Aqui na Morada Mineira, os funcionários são todos baristas ou só você é ?

      Aqui na Todos são treinados por mim, mas ainda assim percebo problemas. Porque o perfil do barista é de uma pessoa jovem, que mexe muito na internet, antenada, e o perfil de atendente é diferente: são pessoas que não têm o nível cultural elevado, até por causa do salário e de todas as dificuldades que têm na vida. Então, é complicado você passar essa cultura do café, esse cuidado que temos que ter, para os atendentes. O ideal seria um barista em cada cafeteria para supervisionar.

Você acredita que há uma técnica para se tirar o café perfeito?

      Tem o padrão, ensinado no curso. Mas depois que você o conhece vai fugindo dele. Vai pesquisando, vendo formas de mudar o sabor: isso que é bom de ser barista. Você pega o mesmo café, a mesma máquina e consegue extraí-lo de várias formas, do jeito que quer servir para o seu cliente. O mesmo café pode ser servido mais ácido ou mais encorpado. Há um padrão a ser seguido, mas você não precisa trabalhar naquela linha.

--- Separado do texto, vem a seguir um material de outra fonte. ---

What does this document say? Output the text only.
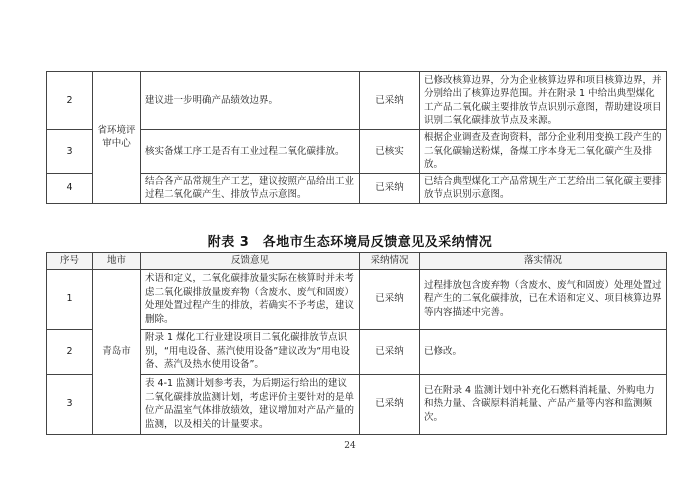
2	省环境评审中心	建议进一步明确产品绩效边界。	已采纳	已修改核算边界，分为企业核算边界和项目核算边界，并分别给出了核算边界范围。并在附录 1 中给出典型煤化工产品二氧化碳主要排放节点识别示意图，帮助建设项目识别二氧化碳排放节点及来源。
3		核实备煤工序工是否有工业过程二氧化碳排放。	已核实	根据企业调查及查询资料，部分企业利用变换工段产生的二氧化碳输送粉煤，备煤工序本身无二氧化碳产生及排放。
4		结合各产品常规生产工艺，建议按照产品给出工业过程二氧化碳产生、排放节点示意图。	已采纳	已结合典型煤化工产品常规生产工艺给出二氧化碳主要排放节点识别示意图。
附表 3　各地市生态环境局反馈意见及采纳情况
序号	地市	反馈意见	采纳情况	落实情况
1	青岛市	术语和定义，二氧化碳排放量实际在核算时并未考虑二氧化碳排放量废弃物（含废水、废气和固废）处理处置过程产生的排放，若确实不予考虑，建议删除。	已采纳	过程排放包含废弃物（含废水、废气和固废）处理处置过程产生的二氧化碳排放，已在术语和定义、项目核算边界等内容描述中完善。
2		附录 1 煤化工行业建设项目二氧化碳排放节点识别，“用电设备、蒸汽使用设备”建议改为“用电设备、蒸汽及热水使用设备”。	已采纳	已修改。
3		表 4-1 监测计划参考表，为后期运行给出的建议二氧化碳排放监测计划，考虑评价主要针对的是单位产品温室气体排放绩效，建议增加对产品产量的监测，以及相关的计量要求。	已采纳	已在附录 4 监测计划中补充化石燃料消耗量、外购电力和热力量、含碳原料消耗量、产品产量等内容和监测频次。
24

Qual a mensagem que você deixaria para quem quer ser barista?

      O primeiro passo para ser um bom barista é a paixão. Seja apaixonado pelo que você faz. Se faz tudo com o coração, com certeza será um ótimo profissional. O café em Brasília está muito desenvolvido. Mas faltam bons baristas. Se tivesse um barista em cada cafeteria seria o ideal, mas é complicado.